I just broke down and bought a paslode. It does mis fire quite a bit, but i love the portability of it.


----------



## HarryHarley (Nov 17, 2006)

MIKEGOUGH1 said:


> I am looking to purchase a new framing nailer. It looks like most of them handle nails from 2" to 3 1/2". Price ranges from Central Pneumatic at $99 up to some of the better Hitachi or Paslode for around $300. I want to buy a good trouble free nailer, and would rather pay more up front. Any suggestions from experience on which one I should lean towards.
> Thanks,
> Mike


I think you get what you pay for, however in my case I got a Central Pneumatic. Granted, I only use occassionally but have had no jams. What I like was it can convert to a 21 or 34 degree "Full" nail head.
I didn't want to use a "clipped" nail head. Make sure you have good access to the correct nails you will be using. I do some fence work, so I settled on only using stainless steel nails.
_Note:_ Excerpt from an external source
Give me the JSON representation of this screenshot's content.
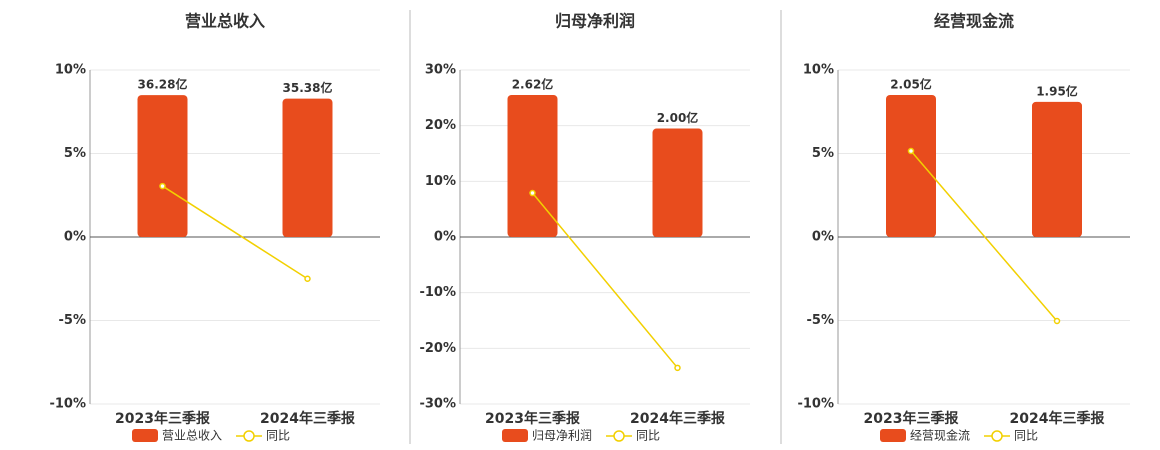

Good luck.


----------



## MIKEGOUGH1 (Dec 2, 2006)

Okay, I have narrowed it down to the Hitachi, now I am trying to decide which model, the NR90AC3 or the NR90AE. The AC3 uses full head nails from 2 3/8" to 3 1/2", the AE from 2" to 3 1/2". The AC3 will handle a larger diameter nail and looks like it may hold more nails. The AE is lighter.
What is the difference between a full head nail and a round head nail?


----------



## sjrhome (Nov 29, 2006)

the difference between a full round head nail and a clipped head nail is as it sounds. The clipped head is a 1/2 moon looking head. Most building codes for new construction require full round heads now, but clipped heads are fine. As long as your not building homes.


----------